Currency and physical magnitudes can be recognized in any language, given the appropriate data file.

class quantities {
  public:
    /// Constructor: receives the language code, and the data file.
    quantities(const std::string &lang, const std::string &cfgfile); 

    /// Detect magnitude expressions starting at given sentence position
    bool matching(sentence &s, sentence::iterator &p) const;

    /// analyze given sentence.
    void analyze(sentence &s) const;

    /// analyze given sentences.
    void analyze(std::list<sentence> &ls) const;

    /// return analyzed copy of given sentence
    sentence analyze(const sentence &s) const;

    /// return analyzed copy of given sentences
    std::list<sentence> analyze(const std::list<sentence> &ls) const;
};

Quantity Recognition Data File

This file contains the data necessary to perform currency amount and physical magnitude recognition. It consists of three sections: <Currency>, <Measure>, and </MeasureNames>.

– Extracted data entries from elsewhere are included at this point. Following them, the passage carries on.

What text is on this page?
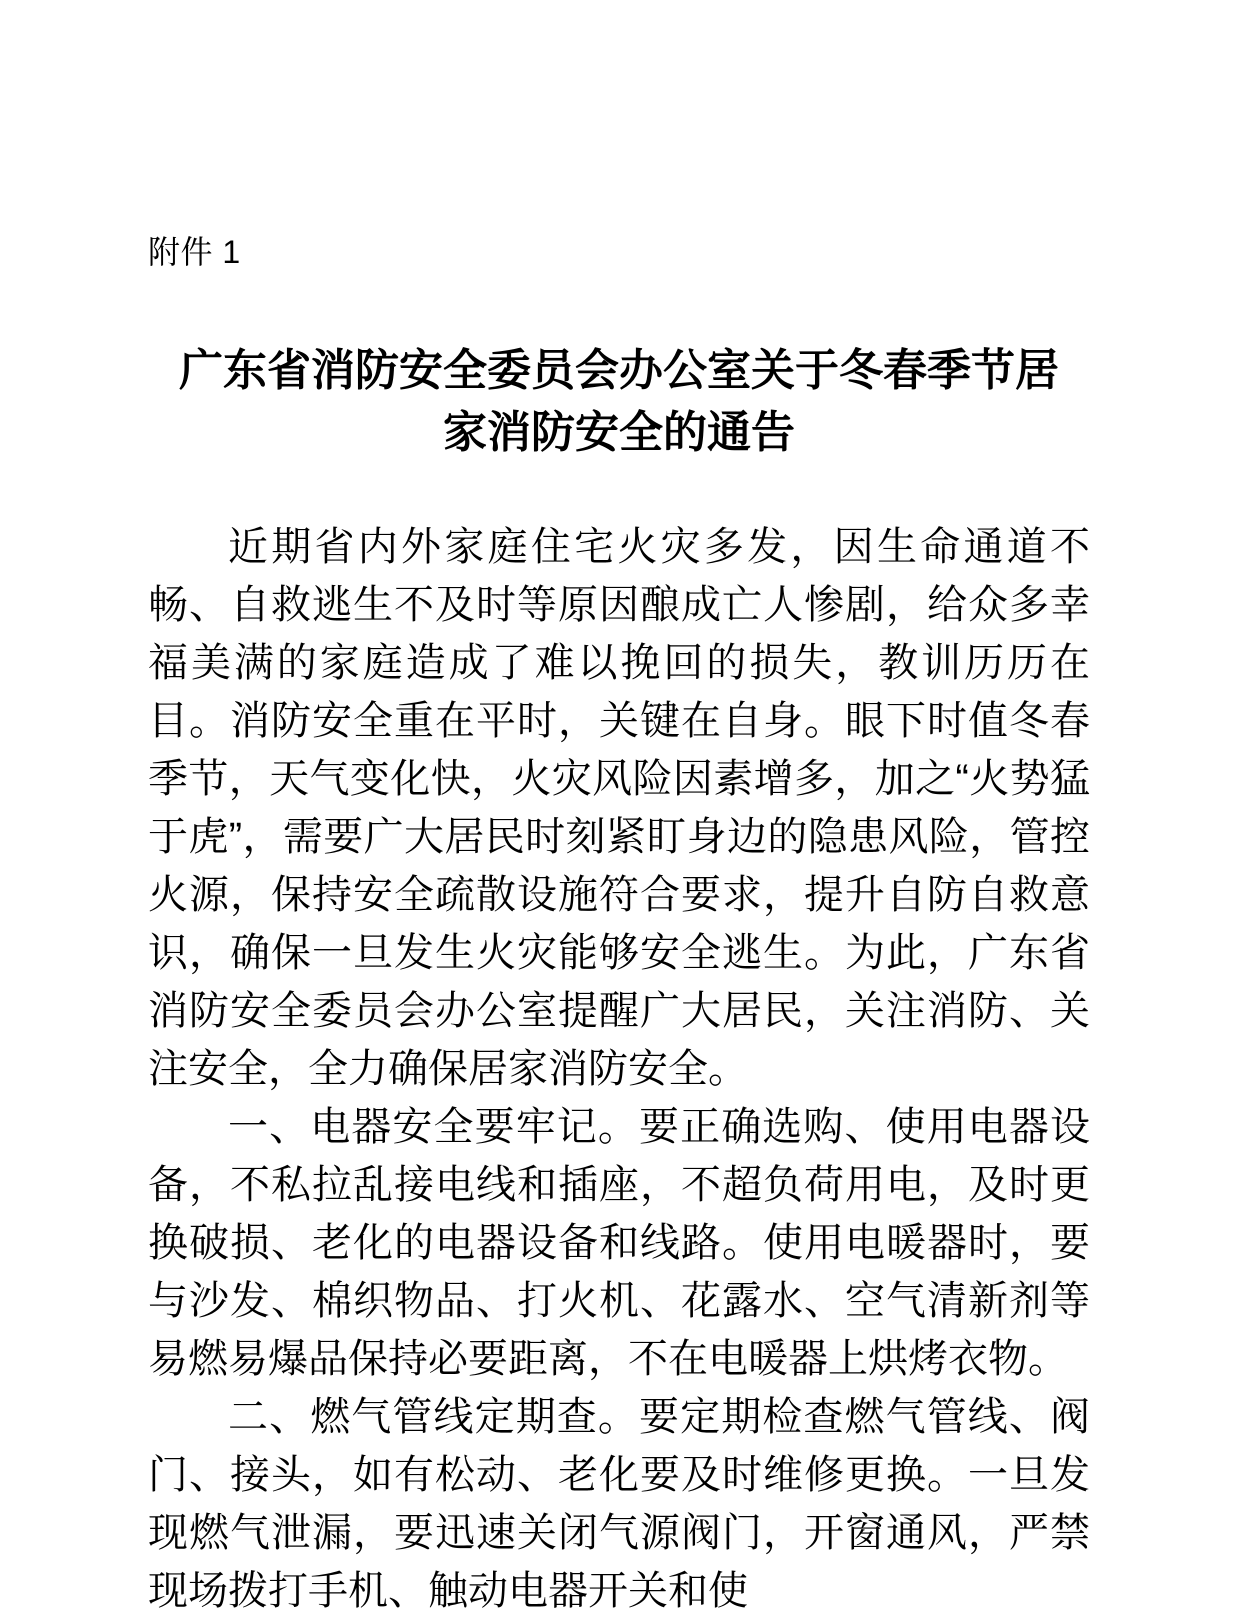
附件 1
广东省消防安全委员会办公室关于冬春季节居家消防安全的通告

近期省内外家庭住宅火灾多发，因生命通道不畅、自救逃生不及时等原因酿成亡人惨剧，给众多幸福美满的家庭造成了难以挽回的损失，教训历历在目。消防安全重在平时，关键在自身。眼下时值冬春季节，天气变化快，火灾风险因素增多，加之“火势猛于虎”，需要广大居民时刻紧盯身边的隐患风险，管控火源，保持安全疏散设施符合要求，提升自防自救意识，确保一旦发生火灾能够安全逃生。为此，广东省消防安全委员会办公室提醒广大居民，关注消防、关注安全，全力确保居家消防安全。

一、电器安全要牢记。要正确选购、使用电器设备，不私拉乱接电线和插座，不超负荷用电，及时更换破损、老化的电器设备和线路。使用电暖器时，要与沙发、棉织物品、打火机、花露水、空气清新剂等易燃易爆品保持必要距离，不在电暖器上烘烤衣物。

二、燃气管线定期查。要定期检查燃气管线、阀门、接头，如有松动、老化要及时维修更换。一旦发现燃气泄漏，要迅速关闭气源阀门，开窗通风，严禁现场拨打手机、触动电器开关和使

Section <Currency> contains a single line indicating which is the code, among those used in section <Measure>, that stands for 'currency amount'. This is used to assign to currency ammounts a different PoS tag than physical magnitudes. E.g.:

<Currency>
CUR
</Currency>

Section <Measure> indicates the type of measure corresponding to each possible unit. Each line contains two fields: the measure code and the unit code. The codes may be anything, at user's choice, and will be used to build the lemma of the recognized quantity multiword.

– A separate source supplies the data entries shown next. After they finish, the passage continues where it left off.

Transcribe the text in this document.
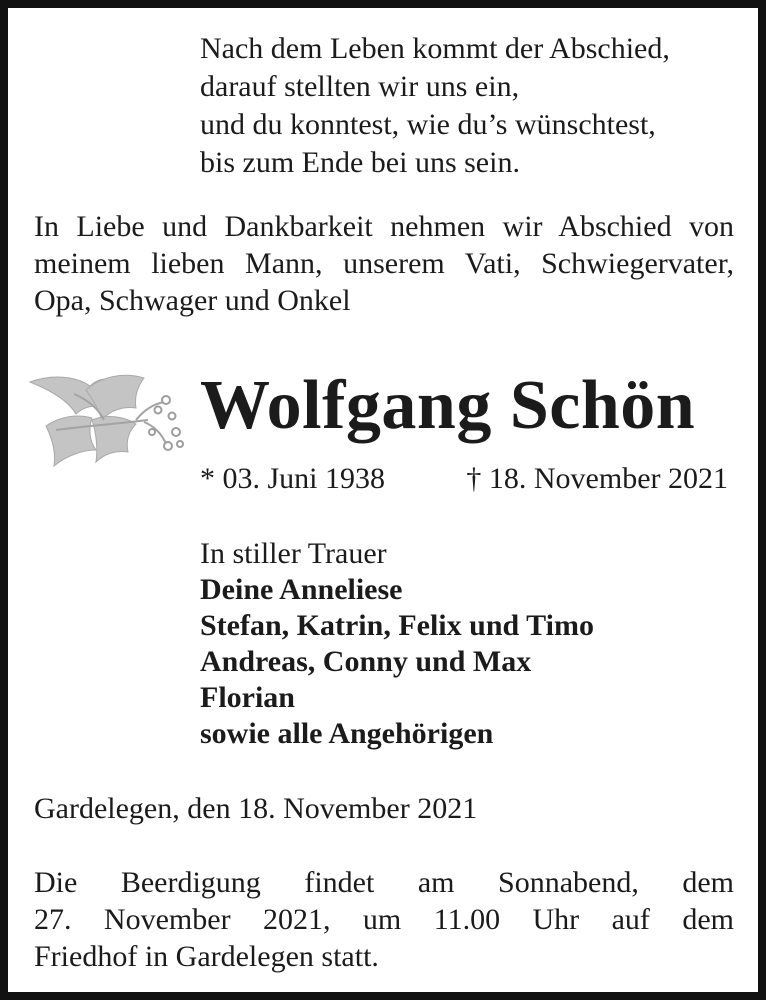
Nach dem Leben kommt der Abschied,
darauf stellten wir uns ein,
und du konntest, wie du’s wünschtest,
bis zum Ende bei uns sein.
In Liebe und Dankbarkeit nehmen wir Abschied von
meinem lieben Mann, unserem Vati, Schwiegervater,
Opa, Schwager und Onkel
Wolfgang Schön
* 03. Juni 1938	† 18. November 2021
In stiller Trauer
Deine Anneliese
Stefan, Katrin, Felix und Timo
Andreas, Conny und Max
Florian
sowie alle Angehörigen
Gardelegen, den 18. November 2021
Die Beerdigung findet am Sonnabend, dem
27. November 2021, um 11.00 Uhr auf dem
Friedhof in Gardelegen statt.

E.g., the following section states that USD and FRF are of type CUR (currency), mm is of type LN (length), and ft/s is of type SP (speed):

<Measure>
CUR USD
CUR FRF
LN mm
SP ft/s
</Measure>

Finally, section <MeasureNames> describes which multiwords have to be interpreted as a measure, and which unit they represent. The unit must appear in section <Measure> with its associated code. Each line has the format: multiword_description code tag where:

  • multiword_description is a multiword pattern as used in the multiwords detection file
  • code is the type of magnitude the unit describes (currency, speed, etc.)
  • tag is a constraint on the lemmatized components of the multiword, following the same conventions than in multiwords detection file.

E.g.,

<MeasureNames>
french_<franc> FRF $2:N
<franc> FRF $1:N
<dollar> USD $1:N
american_<dollar> USD $2:N
us_<dollar> USD $2:N
<milimeter> mm $1:N
<foot>_per_second ft/s $1:N
<foot>_Fh_second ft/s $1:N
<foot>_Fh_s ft/s $1:N
<foot>_second ft/s $1:N
</MeasureNames>

This section will produce results such as the following:

234_french_francs CUR_FRF:234 Zm
one_dollar CUR_USD:1 Zm
two_hundred_fifty_feet_per_second SP_ft/s:250 Zu

Quantity multiwords will be recognized only when following a number, that is, in the sentence They got a lot of french francs, the multiword french_francs won't be recognized since the sentence is specifying determined quantity of that measure unit.

It is important to note that the lemmatized multiword expressions (the ones that containt angle brackets) will only be recognized if the lemma is present in the dictionary with its corresponding inflected forms.